Riceviamo e pubblichiamo – Quanto accaduto a Piacenza al collega dei Carabinieri, cui va tutta la piu’ sincera vicinanza e solidarietà della Consap, è assoluta responsabilità della politica degli ultimi anni che ha messo all’ultimo posto della propria agenda la sicurezza ed al primo la delegittimazione delle forze dell’ordine.

Le forze dell’ordine sono state private di ogni strumento legislativo utile a garantire la loro sicurezza e la loro dignità. In ogni paese che si definisce civile nessuno può permettersi di sfiorare un appartenente alle forze dell’ordine nell’esercizio delle proprie funzioni senza pagarne pesanti conseguenze penali, in Italia invece si possono aggredire, con modalità da guerriglia, poliziotti e carabinieri ed al massimo i responsabili saranno puniti con una pena irrisoria di reclusione che non sarà mai scontata perche sospesa con il beneficio della condizionale.

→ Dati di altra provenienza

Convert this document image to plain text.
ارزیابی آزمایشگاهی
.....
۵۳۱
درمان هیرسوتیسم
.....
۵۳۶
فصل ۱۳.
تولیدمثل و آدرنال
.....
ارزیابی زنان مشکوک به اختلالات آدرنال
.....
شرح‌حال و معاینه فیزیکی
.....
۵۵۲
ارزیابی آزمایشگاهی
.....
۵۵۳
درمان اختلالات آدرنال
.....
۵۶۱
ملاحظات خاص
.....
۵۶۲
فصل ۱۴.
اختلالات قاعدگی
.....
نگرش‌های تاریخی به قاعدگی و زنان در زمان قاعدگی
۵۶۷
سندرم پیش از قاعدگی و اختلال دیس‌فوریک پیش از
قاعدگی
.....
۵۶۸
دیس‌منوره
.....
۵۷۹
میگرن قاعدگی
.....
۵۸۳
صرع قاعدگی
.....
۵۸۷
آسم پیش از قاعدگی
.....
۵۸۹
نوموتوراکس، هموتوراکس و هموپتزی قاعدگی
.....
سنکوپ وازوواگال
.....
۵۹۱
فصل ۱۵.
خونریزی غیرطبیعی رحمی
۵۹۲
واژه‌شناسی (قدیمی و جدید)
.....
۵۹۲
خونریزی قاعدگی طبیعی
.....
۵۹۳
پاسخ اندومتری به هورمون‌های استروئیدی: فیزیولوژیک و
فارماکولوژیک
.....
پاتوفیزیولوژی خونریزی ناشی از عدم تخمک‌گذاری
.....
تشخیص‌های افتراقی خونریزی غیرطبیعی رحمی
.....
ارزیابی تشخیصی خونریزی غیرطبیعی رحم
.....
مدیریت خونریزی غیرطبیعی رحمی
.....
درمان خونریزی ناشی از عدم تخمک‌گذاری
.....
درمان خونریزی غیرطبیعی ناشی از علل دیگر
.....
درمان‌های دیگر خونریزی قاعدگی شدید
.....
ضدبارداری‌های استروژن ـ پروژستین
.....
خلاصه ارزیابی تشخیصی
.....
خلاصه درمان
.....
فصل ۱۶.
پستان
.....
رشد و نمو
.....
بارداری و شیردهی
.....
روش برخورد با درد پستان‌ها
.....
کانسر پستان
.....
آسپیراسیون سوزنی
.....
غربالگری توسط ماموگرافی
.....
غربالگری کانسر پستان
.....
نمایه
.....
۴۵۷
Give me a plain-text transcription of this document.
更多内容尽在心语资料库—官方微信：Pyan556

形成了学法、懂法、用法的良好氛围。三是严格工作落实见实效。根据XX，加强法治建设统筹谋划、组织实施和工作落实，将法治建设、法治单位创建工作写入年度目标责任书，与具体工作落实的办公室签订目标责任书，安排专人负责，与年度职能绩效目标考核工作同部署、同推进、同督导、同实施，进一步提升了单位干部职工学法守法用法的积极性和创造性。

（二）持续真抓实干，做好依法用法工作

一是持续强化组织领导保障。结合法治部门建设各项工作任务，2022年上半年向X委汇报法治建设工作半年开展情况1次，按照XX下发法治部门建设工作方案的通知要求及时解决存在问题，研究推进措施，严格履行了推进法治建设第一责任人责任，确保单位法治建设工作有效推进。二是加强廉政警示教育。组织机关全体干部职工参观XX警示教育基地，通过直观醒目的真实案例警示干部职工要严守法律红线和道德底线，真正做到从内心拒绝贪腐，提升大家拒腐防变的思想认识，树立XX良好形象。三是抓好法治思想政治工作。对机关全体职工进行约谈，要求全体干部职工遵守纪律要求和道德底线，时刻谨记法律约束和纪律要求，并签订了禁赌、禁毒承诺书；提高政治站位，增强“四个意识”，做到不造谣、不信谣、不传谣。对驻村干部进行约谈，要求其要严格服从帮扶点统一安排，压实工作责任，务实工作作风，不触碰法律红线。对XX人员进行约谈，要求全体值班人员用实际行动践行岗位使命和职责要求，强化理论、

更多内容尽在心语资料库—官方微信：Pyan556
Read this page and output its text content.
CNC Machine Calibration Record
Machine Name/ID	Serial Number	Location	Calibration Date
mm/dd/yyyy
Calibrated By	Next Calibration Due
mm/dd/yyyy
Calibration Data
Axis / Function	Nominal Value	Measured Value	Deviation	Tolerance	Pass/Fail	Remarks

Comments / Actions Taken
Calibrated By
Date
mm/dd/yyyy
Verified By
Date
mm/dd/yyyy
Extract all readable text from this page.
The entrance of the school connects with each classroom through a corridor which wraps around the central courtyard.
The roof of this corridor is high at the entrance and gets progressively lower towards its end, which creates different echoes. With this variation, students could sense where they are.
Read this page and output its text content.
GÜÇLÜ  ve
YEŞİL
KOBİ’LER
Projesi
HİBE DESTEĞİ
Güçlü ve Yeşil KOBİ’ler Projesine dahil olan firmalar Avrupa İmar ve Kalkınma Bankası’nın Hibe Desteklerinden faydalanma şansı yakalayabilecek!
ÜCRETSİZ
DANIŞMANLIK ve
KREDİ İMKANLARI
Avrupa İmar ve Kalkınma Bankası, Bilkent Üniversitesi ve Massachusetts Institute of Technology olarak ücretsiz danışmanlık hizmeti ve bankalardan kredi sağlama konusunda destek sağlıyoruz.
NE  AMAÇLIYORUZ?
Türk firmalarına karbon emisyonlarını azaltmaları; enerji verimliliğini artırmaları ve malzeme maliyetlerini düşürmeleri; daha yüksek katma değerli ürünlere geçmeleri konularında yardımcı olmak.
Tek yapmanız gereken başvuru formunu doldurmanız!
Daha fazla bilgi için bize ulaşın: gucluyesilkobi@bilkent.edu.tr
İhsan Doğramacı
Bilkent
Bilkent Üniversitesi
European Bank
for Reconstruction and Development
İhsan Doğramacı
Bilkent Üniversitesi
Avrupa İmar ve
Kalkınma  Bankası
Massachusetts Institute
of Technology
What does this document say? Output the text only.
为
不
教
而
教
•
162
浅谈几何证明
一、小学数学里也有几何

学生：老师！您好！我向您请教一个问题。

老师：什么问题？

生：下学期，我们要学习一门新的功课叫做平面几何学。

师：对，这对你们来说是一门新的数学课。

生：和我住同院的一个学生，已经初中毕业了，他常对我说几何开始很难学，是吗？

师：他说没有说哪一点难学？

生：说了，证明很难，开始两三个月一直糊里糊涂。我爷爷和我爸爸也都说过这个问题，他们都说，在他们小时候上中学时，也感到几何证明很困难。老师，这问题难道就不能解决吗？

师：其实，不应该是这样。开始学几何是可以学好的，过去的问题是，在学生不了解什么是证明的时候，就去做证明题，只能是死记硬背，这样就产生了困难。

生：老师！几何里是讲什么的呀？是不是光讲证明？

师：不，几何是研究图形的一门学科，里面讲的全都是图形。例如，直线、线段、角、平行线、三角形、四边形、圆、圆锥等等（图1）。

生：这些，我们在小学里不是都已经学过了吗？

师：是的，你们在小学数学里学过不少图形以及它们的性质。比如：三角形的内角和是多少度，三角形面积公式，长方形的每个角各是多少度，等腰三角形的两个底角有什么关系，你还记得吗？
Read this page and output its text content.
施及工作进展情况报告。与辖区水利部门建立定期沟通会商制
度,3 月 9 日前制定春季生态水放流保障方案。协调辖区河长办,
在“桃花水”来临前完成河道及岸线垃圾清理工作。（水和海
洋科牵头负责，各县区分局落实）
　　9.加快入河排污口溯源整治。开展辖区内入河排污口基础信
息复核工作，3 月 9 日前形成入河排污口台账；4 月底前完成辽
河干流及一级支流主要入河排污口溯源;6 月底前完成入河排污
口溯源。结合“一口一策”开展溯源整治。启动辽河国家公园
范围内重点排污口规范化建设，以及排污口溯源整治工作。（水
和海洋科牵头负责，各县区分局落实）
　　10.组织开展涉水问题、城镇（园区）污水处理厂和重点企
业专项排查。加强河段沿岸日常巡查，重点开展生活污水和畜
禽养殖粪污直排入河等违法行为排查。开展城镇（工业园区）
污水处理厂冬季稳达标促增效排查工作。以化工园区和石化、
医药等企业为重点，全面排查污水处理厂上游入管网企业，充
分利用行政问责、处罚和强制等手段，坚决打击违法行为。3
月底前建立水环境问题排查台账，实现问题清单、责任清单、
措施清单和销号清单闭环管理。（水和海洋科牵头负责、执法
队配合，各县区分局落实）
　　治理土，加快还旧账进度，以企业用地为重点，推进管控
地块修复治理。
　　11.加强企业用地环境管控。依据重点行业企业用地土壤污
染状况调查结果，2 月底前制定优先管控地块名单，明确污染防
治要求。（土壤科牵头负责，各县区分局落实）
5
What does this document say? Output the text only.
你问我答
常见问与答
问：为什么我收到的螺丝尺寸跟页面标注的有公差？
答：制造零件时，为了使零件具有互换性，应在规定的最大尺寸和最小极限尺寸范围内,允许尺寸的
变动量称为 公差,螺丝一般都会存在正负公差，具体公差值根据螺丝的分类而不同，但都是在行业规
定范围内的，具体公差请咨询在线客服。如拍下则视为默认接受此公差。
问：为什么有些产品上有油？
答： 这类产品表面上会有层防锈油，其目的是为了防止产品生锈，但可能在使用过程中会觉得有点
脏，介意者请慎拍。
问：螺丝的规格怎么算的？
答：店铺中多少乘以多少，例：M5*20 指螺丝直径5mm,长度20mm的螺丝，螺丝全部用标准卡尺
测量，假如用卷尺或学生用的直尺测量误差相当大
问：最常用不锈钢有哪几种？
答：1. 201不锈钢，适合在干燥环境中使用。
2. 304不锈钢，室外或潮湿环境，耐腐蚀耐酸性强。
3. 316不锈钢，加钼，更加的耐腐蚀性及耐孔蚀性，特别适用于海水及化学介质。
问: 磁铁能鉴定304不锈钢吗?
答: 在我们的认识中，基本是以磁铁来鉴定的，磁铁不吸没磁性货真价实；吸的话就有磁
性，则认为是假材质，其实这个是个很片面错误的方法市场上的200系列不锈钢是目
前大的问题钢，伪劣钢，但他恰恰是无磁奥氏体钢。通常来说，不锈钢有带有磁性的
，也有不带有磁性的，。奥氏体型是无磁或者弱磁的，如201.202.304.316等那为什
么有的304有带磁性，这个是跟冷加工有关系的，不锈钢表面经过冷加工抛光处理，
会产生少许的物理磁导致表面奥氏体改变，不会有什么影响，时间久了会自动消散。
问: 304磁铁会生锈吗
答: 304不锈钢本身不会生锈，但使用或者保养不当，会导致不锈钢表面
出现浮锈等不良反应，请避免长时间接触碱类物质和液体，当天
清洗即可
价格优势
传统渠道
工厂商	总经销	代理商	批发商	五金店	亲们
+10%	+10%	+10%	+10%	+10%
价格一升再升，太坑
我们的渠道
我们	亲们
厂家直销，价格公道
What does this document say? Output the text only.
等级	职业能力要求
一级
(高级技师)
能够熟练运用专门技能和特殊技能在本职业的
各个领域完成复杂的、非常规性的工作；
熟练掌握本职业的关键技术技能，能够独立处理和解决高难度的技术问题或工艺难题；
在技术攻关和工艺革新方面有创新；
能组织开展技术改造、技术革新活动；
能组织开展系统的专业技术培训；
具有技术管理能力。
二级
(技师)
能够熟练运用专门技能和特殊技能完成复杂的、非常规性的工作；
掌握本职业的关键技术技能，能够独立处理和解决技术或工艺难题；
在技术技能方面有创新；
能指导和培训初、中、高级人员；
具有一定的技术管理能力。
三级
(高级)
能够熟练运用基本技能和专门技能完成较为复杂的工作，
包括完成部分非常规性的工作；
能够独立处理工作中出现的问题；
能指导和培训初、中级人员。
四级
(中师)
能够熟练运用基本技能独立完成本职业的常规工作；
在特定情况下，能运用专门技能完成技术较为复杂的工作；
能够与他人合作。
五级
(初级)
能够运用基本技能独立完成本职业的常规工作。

Non è più tollerabile questa situazione, non si può vedere un rappresentante della forze dell’ordine che, non dimentichiamo, rappresenta anche lo Stato, rischiare la vita perché attaccato da manifestanti che non si fanno scrupoli a sferrare colpi senza pietà e che solo per un caso non lo hanno ridotto in fin di vita. E’ vergognoso tutto ciò! Ed i primi a vergognarsi devono essere proprio i politici, quelli che in questi ultimi anni hanno distrutto la sicurezza nel nostro paese.

E’ nauseante sentirli parlare ora di sicurezza, soltanto perché siamo in campagna elettorale, quando sono consapevoli che nulla hanno fatto nel momento in cui avrebbero potuto. Le aggressioni alle forze dell’ordine a Piacenza, e non soltanto a Piacenza, devono essere configurabili come  atti terroristici ed eversivi, che devono avere assolutamente una risposta dura e senza sconti da parte dello Stato. Solo così sarà possibile ripristinare il rispetto verso le istituzioni e garantire la legalità. La politica si assuma la responsabilità di ciò che è accaduto e corra al piu’ presto ai ripari perche’i poliziotti non sono carne da macello cui far pagare lo scotto della propria incapacità a governare.